Historical studies have presented varying figures for prevalence, with some earlier estimates ranging from 1 in 10,000 to as low as 1 in 56,112. These differences reflect varying methodologies or populations studied. To provide a consistent measure, the Angelman Syndrome Foundation suggests using an estimate of 1 in 15,000 live births.

Factors Affecting Diagnosis Rates

Accurately counting individuals with Angelman Syndrome is challenging due to several factors affecting diagnosis. Early symptoms often overlap with other neurodevelopmental conditions. Consequently, individuals may be misdiagnosed with conditions like autism spectrum disorder, cerebral palsy, or global developmental delay.

About 50% of individuals with Angelman Syndrome are initially misdiagnosed, delaying correct diagnosis. Developmental delays typically become noticeable between 6 and 12 months, but definitive diagnosis averages around 18 months, or even 3 to 4 years. Lack of widespread awareness among healthcare professionals also contributes to diagnostic delays and potential underreporting.

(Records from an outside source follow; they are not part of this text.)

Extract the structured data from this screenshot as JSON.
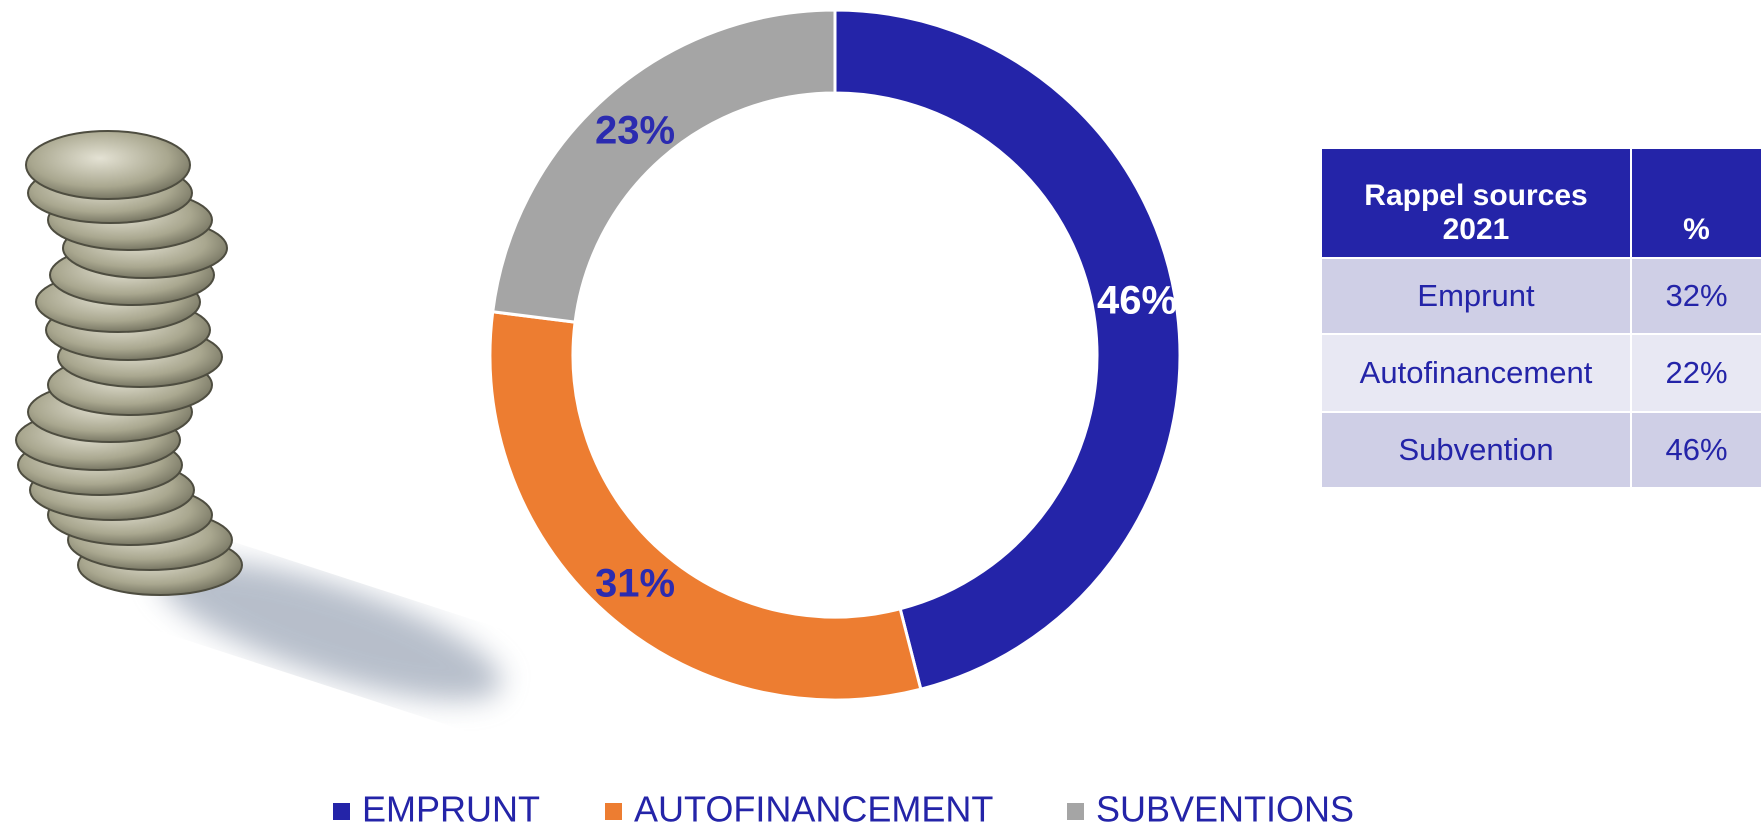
{
  "chart_data": {
    "type": "donut",
    "categories": [
      "EMPRUNT",
      "AUTOFINANCEMENT",
      "SUBVENTIONS"
    ],
    "values": [
      46,
      31,
      23
    ],
    "value_labels": [
      "46%",
      "31%",
      "23%"
    ],
    "colors": [
      "#2424a8",
      "#ed7d31",
      "#a5a5a5"
    ],
    "label_colors": [
      "#ffffff",
      "#2b2bb0",
      "#2b2bb0"
    ],
    "legend": "bottom"
  },
  "table": {
    "headers": [
      "Rappel sources 2021",
      "%"
    ],
    "rows": [
      [
        "Emprunt",
        "32%"
      ],
      [
        "Autofinancement",
        "22%"
      ],
      [
        "Subvention",
        "46%"
      ]
    ]
  }
}
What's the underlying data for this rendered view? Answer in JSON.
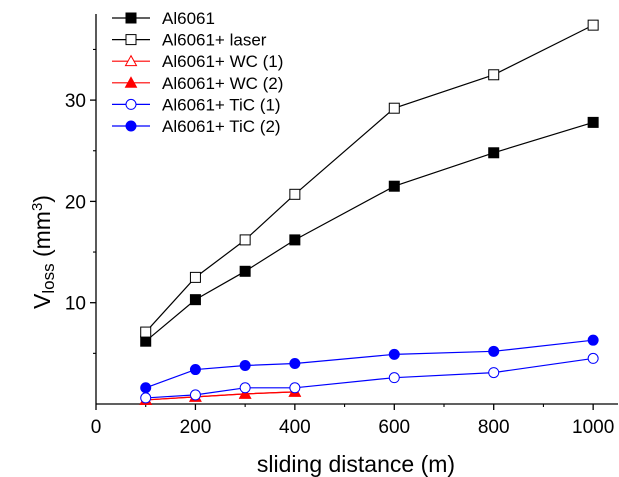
{
  "chart_data": {
    "type": "line",
    "title": "",
    "xlabel": "sliding distance (m)",
    "ylabel": {
      "base": "V",
      "subscript": "loss",
      "unit_prefix": " (mm",
      "unit_power": "3",
      "unit_suffix": ")"
    },
    "xlim": [
      0,
      1050
    ],
    "ylim": [
      0,
      38.5
    ],
    "xticks": [
      0,
      200,
      400,
      600,
      800,
      1000
    ],
    "xtick_labels": [
      "0",
      "200",
      "400",
      "600",
      "800",
      "1000"
    ],
    "yticks": [
      10,
      20,
      30
    ],
    "ytick_labels": [
      "10",
      "20",
      "30"
    ],
    "grid": false,
    "legend_position": "top-left",
    "series": [
      {
        "name": "Al6061",
        "color": "#000000",
        "marker": "square",
        "filled": true,
        "x": [
          100,
          200,
          300,
          400,
          600,
          800,
          1000
        ],
        "y": [
          6.2,
          10.3,
          13.1,
          16.2,
          21.5,
          24.8,
          27.8
        ]
      },
      {
        "name": "Al6061+ laser",
        "color": "#000000",
        "marker": "square",
        "filled": false,
        "x": [
          100,
          200,
          300,
          400,
          600,
          800,
          1000
        ],
        "y": [
          7.1,
          12.5,
          16.2,
          20.7,
          29.2,
          32.5,
          37.4
        ]
      },
      {
        "name": "Al6061+ WC (1)",
        "color": "#ff0000",
        "marker": "triangle",
        "filled": false,
        "x": [
          100,
          200,
          300,
          400
        ],
        "y": [
          0.4,
          0.7,
          1.0,
          1.2
        ]
      },
      {
        "name": "Al6061+ WC (2)",
        "color": "#ff0000",
        "marker": "triangle",
        "filled": true,
        "x": [
          100,
          200,
          300,
          400
        ],
        "y": [
          0.4,
          0.7,
          1.0,
          1.2
        ]
      },
      {
        "name": "Al6061+ TiC (1)",
        "color": "#0000ff",
        "marker": "circle",
        "filled": false,
        "x": [
          100,
          200,
          300,
          400,
          600,
          800,
          1000
        ],
        "y": [
          0.6,
          0.9,
          1.6,
          1.6,
          2.6,
          3.1,
          4.5
        ]
      },
      {
        "name": "Al6061+ TiC (2)",
        "color": "#0000ff",
        "marker": "circle",
        "filled": true,
        "x": [
          100,
          200,
          300,
          400,
          600,
          800,
          1000
        ],
        "y": [
          1.6,
          3.4,
          3.8,
          4.0,
          4.9,
          5.2,
          6.3
        ]
      }
    ]
  }
}
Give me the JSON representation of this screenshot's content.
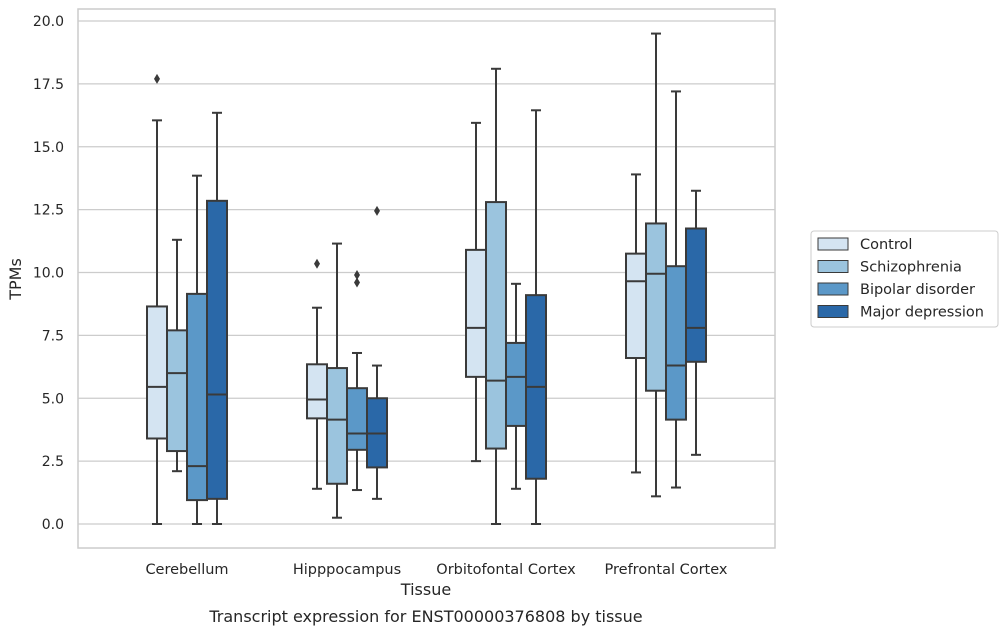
{
  "chart_data": {
    "type": "box",
    "title": "Transcript expression for ENST00000376808 by tissue",
    "xlabel": "Tissue",
    "ylabel": "TPMs",
    "ylim": [
      -0.9,
      20.5
    ],
    "yticks": [
      0.0,
      2.5,
      5.0,
      7.5,
      10.0,
      12.5,
      15.0,
      17.5,
      20.0
    ],
    "ytick_labels": [
      "0.0",
      "2.5",
      "5.0",
      "7.5",
      "10.0",
      "12.5",
      "15.0",
      "17.5",
      "20.0"
    ],
    "grid": true,
    "legend_position": "right",
    "categories": [
      "Cerebellum",
      "Hipppocampus",
      "Orbitofontal Cortex",
      "Prefrontal Cortex"
    ],
    "series": [
      {
        "name": "Control",
        "color": "#d4e4f2",
        "boxes": [
          {
            "whisker_low": 0.0,
            "q1": 3.4,
            "median": 5.45,
            "q3": 8.65,
            "whisker_high": 16.05,
            "outliers": [
              17.7
            ]
          },
          {
            "whisker_low": 1.4,
            "q1": 4.2,
            "median": 4.95,
            "q3": 6.35,
            "whisker_high": 8.6,
            "outliers": [
              10.35
            ]
          },
          {
            "whisker_low": 2.5,
            "q1": 5.85,
            "median": 7.8,
            "q3": 10.9,
            "whisker_high": 15.95,
            "outliers": []
          },
          {
            "whisker_low": 2.05,
            "q1": 6.6,
            "median": 9.65,
            "q3": 10.75,
            "whisker_high": 13.9,
            "outliers": []
          }
        ]
      },
      {
        "name": "Schizophrenia",
        "color": "#9bc4de",
        "boxes": [
          {
            "whisker_low": 2.1,
            "q1": 2.9,
            "median": 6.0,
            "q3": 7.7,
            "whisker_high": 11.3,
            "outliers": []
          },
          {
            "whisker_low": 0.25,
            "q1": 1.6,
            "median": 4.15,
            "q3": 6.2,
            "whisker_high": 11.15,
            "outliers": []
          },
          {
            "whisker_low": 0.0,
            "q1": 3.0,
            "median": 5.7,
            "q3": 12.8,
            "whisker_high": 18.1,
            "outliers": []
          },
          {
            "whisker_low": 1.1,
            "q1": 5.3,
            "median": 9.95,
            "q3": 11.95,
            "whisker_high": 19.5,
            "outliers": []
          }
        ]
      },
      {
        "name": "Bipolar disorder",
        "color": "#5b98c8",
        "boxes": [
          {
            "whisker_low": 0.0,
            "q1": 0.95,
            "median": 2.3,
            "q3": 9.15,
            "whisker_high": 13.85,
            "outliers": []
          },
          {
            "whisker_low": 1.35,
            "q1": 2.95,
            "median": 3.6,
            "q3": 5.4,
            "whisker_high": 6.8,
            "outliers": [
              9.6,
              9.9
            ]
          },
          {
            "whisker_low": 1.4,
            "q1": 3.9,
            "median": 5.85,
            "q3": 7.2,
            "whisker_high": 9.55,
            "outliers": []
          },
          {
            "whisker_low": 1.45,
            "q1": 4.15,
            "median": 6.3,
            "q3": 10.25,
            "whisker_high": 17.2,
            "outliers": []
          }
        ]
      },
      {
        "name": "Major depression",
        "color": "#2a68a8",
        "boxes": [
          {
            "whisker_low": 0.0,
            "q1": 1.0,
            "median": 5.15,
            "q3": 12.85,
            "whisker_high": 16.35,
            "outliers": []
          },
          {
            "whisker_low": 1.0,
            "q1": 2.25,
            "median": 3.6,
            "q3": 5.0,
            "whisker_high": 6.3,
            "outliers": [
              12.45
            ]
          },
          {
            "whisker_low": 0.0,
            "q1": 1.8,
            "median": 5.45,
            "q3": 9.1,
            "whisker_high": 16.45,
            "outliers": []
          },
          {
            "whisker_low": 2.75,
            "q1": 6.45,
            "median": 7.8,
            "q3": 11.75,
            "whisker_high": 13.25,
            "outliers": []
          }
        ]
      }
    ]
  }
}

Genetic Origins and Detection

Angelman Syndrome results from a difference in the UBE3A gene on chromosome 15. In specific brain regions, only the maternal copy of this gene is active, while the paternal copy is typically silent. When the maternal UBE3A gene is non-functional or absent, the necessary protein is not produced, leading to the syndrome’s characteristics.

Several genetic mechanisms can cause this loss of function. The most common cause (60-75% of cases) is a deletion of a segment of the maternal chromosome 15 where the UBE3A gene resides. Other mechanisms include a specific mutation within the UBE3A gene (10-20%), inheriting two copies of chromosome 15 from the father (paternal uniparental disomy, 2-5%), or an imprinting defect (2-5%). About 10-15% of cases have an unknown genetic cause.

Diagnosing Angelman Syndrome

Diagnosing Angelman Syndrome involves specialized genetic testing. A DNA methylation test is often the first step, detecting about 80% of cases by identifying abnormal gene activity on chromosome 15. If this test is abnormal, further tests like Fluorescence In Situ Hybridization (FISH) or chromosomal microarray (CMA) identify large deletions. For cases where methylation tests are normal, UBE3A gene sequencing is used to look for specific mutations, crucial for diagnosing approximately 10% of cases. The complexity of these different testing methods can influence the rate and accuracy of diagnosis.